All About Multiple Sclerosis

More MS news articles for July 2003

Actress Teri Garr tells about living with MS

July 23, 2003
By Diane Majeske

Multiple sclerosis is not funny.

But Teri Garr is.

And somehow, the actress was able to combine the humor and pathos of her situation in her keynote speech Tuesday at at Women Against Multiple Sclerosis luncheon at Strongbow Inn.

Her appearance was part of a fund-raiser sponsored by the Indiana state chapter of the National Multiple Sclerosis Society.

Garr, who suffers from MS, began speaking publicly about her experiences in 2002.

For years, she kept her condition out of the limelight, even though she started having symptoms back in 1983.

“I didn’t want to tell anyone anything was wrong with me,” she said. “I started to limp after a couple of years and people would ask what was wrong — ’skiing accident?’ I’d say, 'No, crack addict.’ You just say something to smooth it over ... I’d say I had a pinched nerve; I’d say anything.”

Among other things, she feared being labeled.

“I didn’t want to tell anyone that anything was wrong with me.
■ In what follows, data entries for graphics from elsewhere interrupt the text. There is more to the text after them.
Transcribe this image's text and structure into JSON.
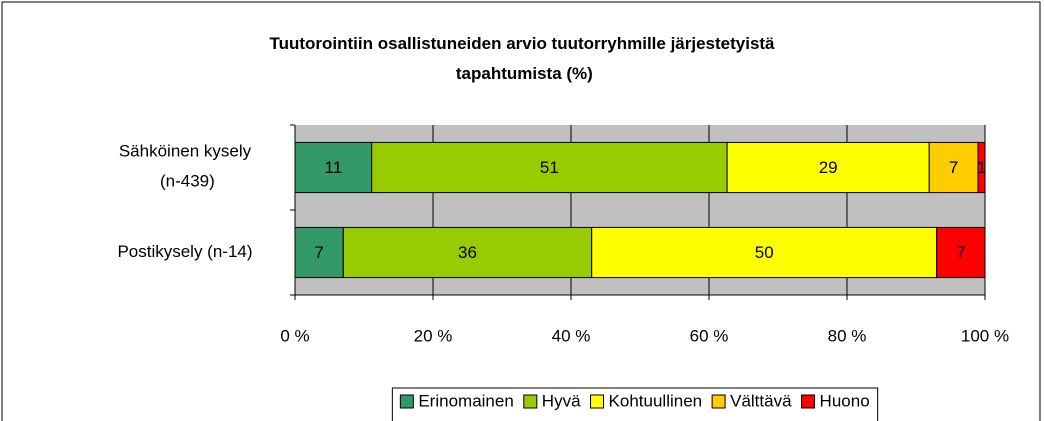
{
  "chart_data": {
    "type": "bar",
    "orientation": "horizontal",
    "stacking": "percent",
    "title": "Tuutorointiin osallistuneiden arvio tuutorryhmille järjestetyistä tapahtumista (%)",
    "categories": [
      "Sähköinen kysely (n-439)",
      "Postikysely (n-14)"
    ],
    "series": [
      {
        "name": "Erinomainen",
        "color": "#339966",
        "values": [
          11,
          7
        ]
      },
      {
        "name": "Hyvä",
        "color": "#99cc00",
        "values": [
          51,
          36
        ]
      },
      {
        "name": "Kohtuullinen",
        "color": "#ffff00",
        "values": [
          29,
          50
        ]
      },
      {
        "name": "Välttävä",
        "color": "#ffcc00",
        "values": [
          7,
          0
        ]
      },
      {
        "name": "Huono",
        "color": "#ff0000",
        "values": [
          1,
          7
        ]
      }
    ],
    "xlim": [
      0,
      100
    ],
    "xticks": [
      {
        "value": 0,
        "label": "0 %"
      },
      {
        "value": 20,
        "label": "20 %"
      },
      {
        "value": 40,
        "label": "40 %"
      },
      {
        "value": 60,
        "label": "60 %"
      },
      {
        "value": 80,
        "label": "80 %"
      },
      {
        "value": 100,
        "label": "100 %"
      }
    ],
    "grid": true,
    "legend": "bottom"
  }
}
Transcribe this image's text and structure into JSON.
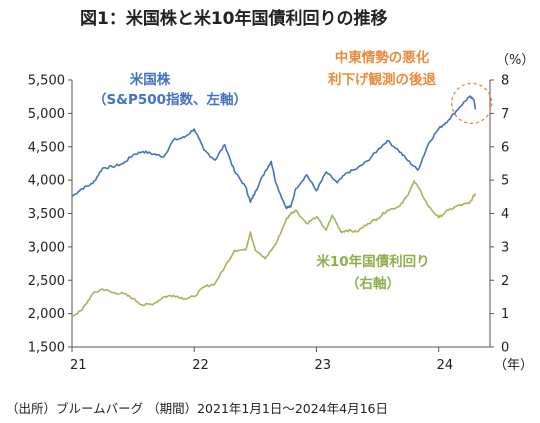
{
  "title": "図1：米国株と米10年国債利回りの推移",
  "source": "（出所）ブルームバーグ （期間）2021年1月1日～2024年4月16日",
  "chart_data": {
    "type": "line",
    "title": "図1：米国株と米10年国債利回りの推移",
    "x_unit_label": "（年）",
    "y2_unit_label": "（%）",
    "x_ticks": [
      "21",
      "22",
      "23",
      "24"
    ],
    "x_range": [
      2021.0,
      2024.42
    ],
    "y_left": {
      "ticks": [
        1500,
        2000,
        2500,
        3000,
        3500,
        4000,
        4500,
        5000,
        5500
      ],
      "tick_labels": [
        "1,500",
        "2,000",
        "2,500",
        "3,000",
        "3,500",
        "4,000",
        "4,500",
        "5,000",
        "5,500"
      ],
      "range": [
        1500,
        5500
      ]
    },
    "y_right": {
      "ticks": [
        0,
        1,
        2,
        3,
        4,
        5,
        6,
        7,
        8
      ],
      "tick_labels": [
        "0",
        "1",
        "2",
        "3",
        "4",
        "5",
        "6",
        "7",
        "8"
      ],
      "range": [
        0,
        8
      ]
    },
    "series": [
      {
        "name": "米国株（S&P500指数、左軸）",
        "axis": "left",
        "color": "#4472C4",
        "points": [
          [
            2021.0,
            3756
          ],
          [
            2021.08,
            3870
          ],
          [
            2021.17,
            3950
          ],
          [
            2021.25,
            4180
          ],
          [
            2021.33,
            4200
          ],
          [
            2021.42,
            4250
          ],
          [
            2021.5,
            4380
          ],
          [
            2021.58,
            4430
          ],
          [
            2021.67,
            4390
          ],
          [
            2021.75,
            4350
          ],
          [
            2021.83,
            4600
          ],
          [
            2021.92,
            4640
          ],
          [
            2022.0,
            4766
          ],
          [
            2022.08,
            4450
          ],
          [
            2022.17,
            4300
          ],
          [
            2022.25,
            4530
          ],
          [
            2022.33,
            4130
          ],
          [
            2022.42,
            3900
          ],
          [
            2022.46,
            3670
          ],
          [
            2022.5,
            3830
          ],
          [
            2022.58,
            4130
          ],
          [
            2022.63,
            4280
          ],
          [
            2022.67,
            3950
          ],
          [
            2022.75,
            3590
          ],
          [
            2022.79,
            3600
          ],
          [
            2022.83,
            3870
          ],
          [
            2022.92,
            4080
          ],
          [
            2023.0,
            3840
          ],
          [
            2023.08,
            4120
          ],
          [
            2023.17,
            3960
          ],
          [
            2023.25,
            4110
          ],
          [
            2023.33,
            4170
          ],
          [
            2023.42,
            4290
          ],
          [
            2023.5,
            4450
          ],
          [
            2023.58,
            4590
          ],
          [
            2023.67,
            4450
          ],
          [
            2023.75,
            4290
          ],
          [
            2023.83,
            4150
          ],
          [
            2023.92,
            4560
          ],
          [
            2024.0,
            4770
          ],
          [
            2024.08,
            4900
          ],
          [
            2024.17,
            5090
          ],
          [
            2024.25,
            5250
          ],
          [
            2024.29,
            5200
          ],
          [
            2024.3,
            5060
          ]
        ]
      },
      {
        "name": "米10年国債利回り（右軸）",
        "axis": "right",
        "color": "#9BBB59",
        "points": [
          [
            2021.0,
            0.92
          ],
          [
            2021.08,
            1.1
          ],
          [
            2021.17,
            1.6
          ],
          [
            2021.25,
            1.74
          ],
          [
            2021.33,
            1.63
          ],
          [
            2021.42,
            1.6
          ],
          [
            2021.5,
            1.45
          ],
          [
            2021.58,
            1.25
          ],
          [
            2021.67,
            1.3
          ],
          [
            2021.75,
            1.5
          ],
          [
            2021.83,
            1.55
          ],
          [
            2021.92,
            1.45
          ],
          [
            2022.0,
            1.51
          ],
          [
            2022.08,
            1.8
          ],
          [
            2022.17,
            1.9
          ],
          [
            2022.25,
            2.4
          ],
          [
            2022.33,
            2.9
          ],
          [
            2022.42,
            2.9
          ],
          [
            2022.46,
            3.45
          ],
          [
            2022.5,
            2.9
          ],
          [
            2022.58,
            2.65
          ],
          [
            2022.67,
            3.1
          ],
          [
            2022.75,
            3.8
          ],
          [
            2022.79,
            4.0
          ],
          [
            2022.83,
            4.1
          ],
          [
            2022.92,
            3.7
          ],
          [
            2023.0,
            3.9
          ],
          [
            2023.08,
            3.5
          ],
          [
            2023.13,
            3.95
          ],
          [
            2023.2,
            3.45
          ],
          [
            2023.25,
            3.5
          ],
          [
            2023.33,
            3.45
          ],
          [
            2023.42,
            3.7
          ],
          [
            2023.5,
            3.85
          ],
          [
            2023.58,
            4.1
          ],
          [
            2023.67,
            4.2
          ],
          [
            2023.75,
            4.55
          ],
          [
            2023.8,
            4.98
          ],
          [
            2023.83,
            4.8
          ],
          [
            2023.92,
            4.2
          ],
          [
            2024.0,
            3.88
          ],
          [
            2024.08,
            4.1
          ],
          [
            2024.17,
            4.25
          ],
          [
            2024.25,
            4.3
          ],
          [
            2024.3,
            4.6
          ]
        ]
      }
    ],
    "annotations": [
      {
        "lines": [
          "米国株",
          "（S&P500指数、左軸）"
        ],
        "color": "#4472C4"
      },
      {
        "lines": [
          "米10年国債利回り",
          "（右軸）"
        ],
        "color": "#8DB04A"
      },
      {
        "lines": [
          "中東情勢の悪化",
          "利下げ観測の後退"
        ],
        "color": "#ED8A3A"
      }
    ],
    "highlight": {
      "x": 2024.27,
      "y_left": 5150,
      "color": "#ED8A3A",
      "style": "dashed-circle"
    }
  }
}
I didn’t want pity, and I didn’t want to be defined by the disease ... I wanted to be Teri Garr, the actress. Not Teri Garr, the actress with MS.”

In a town obsessed with appearances, she wanted to keep working.

“I was afraid it would jeopardize my career,” she said, speaking at a podium to a group of more than 400 MS sufferers and supporters. “Then I realized, in Hollywood, what’s the difference being an actress over 50, or having MS? In Hollywood, you’re not allowed to get old or have a disease.”

Her perspective on life gradually changed over the years, she said.

“It’s all about my blessings, and what I have,” she said, hugging her 9-year-old daughter, Molly, who stood by her while she spoke. “In all seriousness, my body has given me a great life. Now it’s time for my mind and my spirit to return the favor.”

Garr’s appearance was underwritten by sponsors, and all invited guests were asked to make a contribution after the free luncheon.

The suggested contribution was $75.

“That’s what we suggested, but we want people to give what they can,” says Dawn Czarnik, area community development manager with the Indiana chapter of the National MS Society. “We want people to give from the heart.”

Proceeds will be divided 60-40, she said, with 60 percent remaining in Indiana for programs and services, and 40 percent going toward national programs, including research.